Você pode pensar que a comparação é injusta, uma vez que cada temporada de American Horror Story possui certa independência das demais e que todos os personagens são descartáveis. Além disso, é claro, a obra costuma contar com recursos de “resgate” de personagens que morrem, diferente de Stranger Things. Por outro lado, a antologia de horror consegue nos cativar com atuações convincentes e um roteiro que explora cada camada dos elementos que apresenta. Mesmo conhecendo a natureza da série e já me preparando para desfechos trágicos para alguns personagens, muitas das mortes apresentadas em “Coven” me impactaram. Com somente 13 episódios, a história conseguiu me gerar um temor real pelos meus favoritos, algo que Stranger Things continua fracassando mesmo após tantas temporadas de uma trama contínua. Cada capítulo me gerava a sensação genuína de que tudo poderia acontecer.

A covardia típica dos criadores de Stranger Things, infelizmente, não é exclusiva da mesma.

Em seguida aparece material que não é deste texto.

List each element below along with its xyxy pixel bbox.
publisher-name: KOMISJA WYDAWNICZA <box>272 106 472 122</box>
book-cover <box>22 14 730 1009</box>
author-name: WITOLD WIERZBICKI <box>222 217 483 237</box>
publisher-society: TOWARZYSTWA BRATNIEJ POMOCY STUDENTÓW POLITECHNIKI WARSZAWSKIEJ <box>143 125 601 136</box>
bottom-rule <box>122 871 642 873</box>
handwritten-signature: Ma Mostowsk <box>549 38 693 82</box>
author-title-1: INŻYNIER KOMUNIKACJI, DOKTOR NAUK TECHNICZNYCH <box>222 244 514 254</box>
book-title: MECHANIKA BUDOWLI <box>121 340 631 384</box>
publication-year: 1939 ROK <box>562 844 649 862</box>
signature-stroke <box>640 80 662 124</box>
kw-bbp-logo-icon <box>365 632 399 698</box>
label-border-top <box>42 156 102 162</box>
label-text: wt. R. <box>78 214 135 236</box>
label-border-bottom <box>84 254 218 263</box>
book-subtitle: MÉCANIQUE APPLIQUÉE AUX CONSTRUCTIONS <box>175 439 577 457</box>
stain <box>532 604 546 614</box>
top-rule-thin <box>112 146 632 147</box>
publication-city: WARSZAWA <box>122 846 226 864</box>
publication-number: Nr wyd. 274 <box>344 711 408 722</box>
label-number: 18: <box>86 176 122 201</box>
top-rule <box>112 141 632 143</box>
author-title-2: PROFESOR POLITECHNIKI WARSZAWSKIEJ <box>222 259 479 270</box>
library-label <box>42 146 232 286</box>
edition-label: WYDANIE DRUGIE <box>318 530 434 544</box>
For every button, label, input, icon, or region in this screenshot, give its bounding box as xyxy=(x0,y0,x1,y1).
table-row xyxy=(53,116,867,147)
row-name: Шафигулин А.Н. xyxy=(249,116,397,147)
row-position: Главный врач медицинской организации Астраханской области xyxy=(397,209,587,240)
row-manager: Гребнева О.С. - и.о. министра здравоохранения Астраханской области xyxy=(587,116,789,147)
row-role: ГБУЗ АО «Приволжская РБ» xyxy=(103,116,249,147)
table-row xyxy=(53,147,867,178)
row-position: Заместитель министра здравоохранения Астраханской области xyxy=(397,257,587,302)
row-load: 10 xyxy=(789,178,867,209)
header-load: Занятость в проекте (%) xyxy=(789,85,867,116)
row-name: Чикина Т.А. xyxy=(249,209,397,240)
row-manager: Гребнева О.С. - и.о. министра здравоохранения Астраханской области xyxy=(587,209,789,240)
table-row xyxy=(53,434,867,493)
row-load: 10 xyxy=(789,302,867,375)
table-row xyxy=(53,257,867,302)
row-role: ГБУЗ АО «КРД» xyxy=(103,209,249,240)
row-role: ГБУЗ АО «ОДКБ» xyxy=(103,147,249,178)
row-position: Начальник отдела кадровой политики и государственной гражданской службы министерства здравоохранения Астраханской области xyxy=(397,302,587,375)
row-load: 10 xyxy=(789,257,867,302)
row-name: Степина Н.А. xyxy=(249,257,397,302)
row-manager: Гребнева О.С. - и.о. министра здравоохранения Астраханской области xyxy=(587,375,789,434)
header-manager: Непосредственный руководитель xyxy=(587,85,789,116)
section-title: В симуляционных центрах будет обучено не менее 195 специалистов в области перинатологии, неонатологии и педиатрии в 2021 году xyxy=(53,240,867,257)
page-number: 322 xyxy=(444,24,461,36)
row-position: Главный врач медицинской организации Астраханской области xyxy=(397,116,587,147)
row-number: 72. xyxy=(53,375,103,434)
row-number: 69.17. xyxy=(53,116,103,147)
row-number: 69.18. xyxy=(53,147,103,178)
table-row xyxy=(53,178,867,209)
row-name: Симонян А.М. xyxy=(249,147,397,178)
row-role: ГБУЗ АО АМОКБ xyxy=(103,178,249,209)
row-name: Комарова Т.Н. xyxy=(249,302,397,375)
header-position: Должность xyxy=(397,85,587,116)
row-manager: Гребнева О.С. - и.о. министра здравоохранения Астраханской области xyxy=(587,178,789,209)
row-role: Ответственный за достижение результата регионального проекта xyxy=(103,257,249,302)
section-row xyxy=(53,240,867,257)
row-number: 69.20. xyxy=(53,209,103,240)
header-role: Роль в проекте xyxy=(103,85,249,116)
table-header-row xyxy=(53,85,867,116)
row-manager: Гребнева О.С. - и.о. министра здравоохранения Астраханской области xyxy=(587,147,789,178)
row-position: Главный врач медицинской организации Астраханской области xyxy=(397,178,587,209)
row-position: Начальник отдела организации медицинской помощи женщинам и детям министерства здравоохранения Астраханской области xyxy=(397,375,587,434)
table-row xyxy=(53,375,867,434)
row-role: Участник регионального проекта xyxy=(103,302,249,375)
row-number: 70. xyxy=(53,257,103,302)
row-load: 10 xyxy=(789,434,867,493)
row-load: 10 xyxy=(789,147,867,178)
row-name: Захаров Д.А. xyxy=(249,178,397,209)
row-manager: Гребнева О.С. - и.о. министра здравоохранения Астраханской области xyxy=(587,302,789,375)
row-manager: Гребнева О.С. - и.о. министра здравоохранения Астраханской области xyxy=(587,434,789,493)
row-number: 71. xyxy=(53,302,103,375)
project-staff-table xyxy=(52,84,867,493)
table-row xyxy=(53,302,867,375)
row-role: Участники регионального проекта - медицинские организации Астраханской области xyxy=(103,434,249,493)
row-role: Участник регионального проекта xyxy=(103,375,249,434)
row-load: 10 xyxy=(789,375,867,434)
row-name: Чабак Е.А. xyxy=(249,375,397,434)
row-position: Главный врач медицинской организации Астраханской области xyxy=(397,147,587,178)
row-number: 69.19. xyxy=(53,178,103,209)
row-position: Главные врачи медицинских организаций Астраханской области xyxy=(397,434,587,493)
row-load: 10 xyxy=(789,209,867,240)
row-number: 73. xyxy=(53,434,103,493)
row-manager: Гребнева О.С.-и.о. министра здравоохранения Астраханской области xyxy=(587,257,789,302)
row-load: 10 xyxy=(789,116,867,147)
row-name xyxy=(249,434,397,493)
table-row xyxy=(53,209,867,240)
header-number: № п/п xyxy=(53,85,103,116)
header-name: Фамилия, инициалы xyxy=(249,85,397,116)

Diversos outros produtos culturais geram situações pouco críveis, estabelecem personagens como bodes expiatórios e criam resoluções mirabolantes para manter os seus “intocáveis” a salvo. Nenhuma obra precisa eliminar todos os seus mocinhos ou vilões sem nenhum pudor como se apenas violência gerasse impacto no público, mas não devemos parar para pensar sobre o que acovarda as mentes criativas por trás de produtos tão fantásticos? Chega a ser hipócrita quando, em seu último episódio, a série dos Duffer Brothers mata o personagem Eddie (interpretado por Joseph Quinn) fazendo uso de um discurso de coragem do mesmo. Onde está a coragem em matar uma figura nova na série e salvar constantemente os “mocinhos clássicos” com óbvias facilitações de roteiro?




Eddie Munson (Joseph Quinn) em cena do último episódio da quarta temporada de Stranger Things


Acredito que séries, filmes, quadrinhos e outros produtos precisam assumir a coragem que eventualmente dizem promover, assim como devem cumprir com aquilo que prometem para seu público. Na vida real, não existe um roteiro para nos salvar de tudo e precisamos aprender a lidar com perdas e fracassos. A sensação que fica para mim é que a indústria do entretenimento tem receio de assumir decisões fortes e opta por sacrificar a lógica e até mesmo a qualidade das produções. Certos temas se esvaziam e pautas importantes deixam de ter tanto impacto porque parece ser mais relevante proteger as “pedras preciosas” de uma história. Um produto midiático, ao mover mundos e fundos para salvar um queridinho do público, em minha percepção, pode estar formando uma audiência infantilizada e imatura que replicará em sociedade os seus apegos excessivos a personagens da ficção.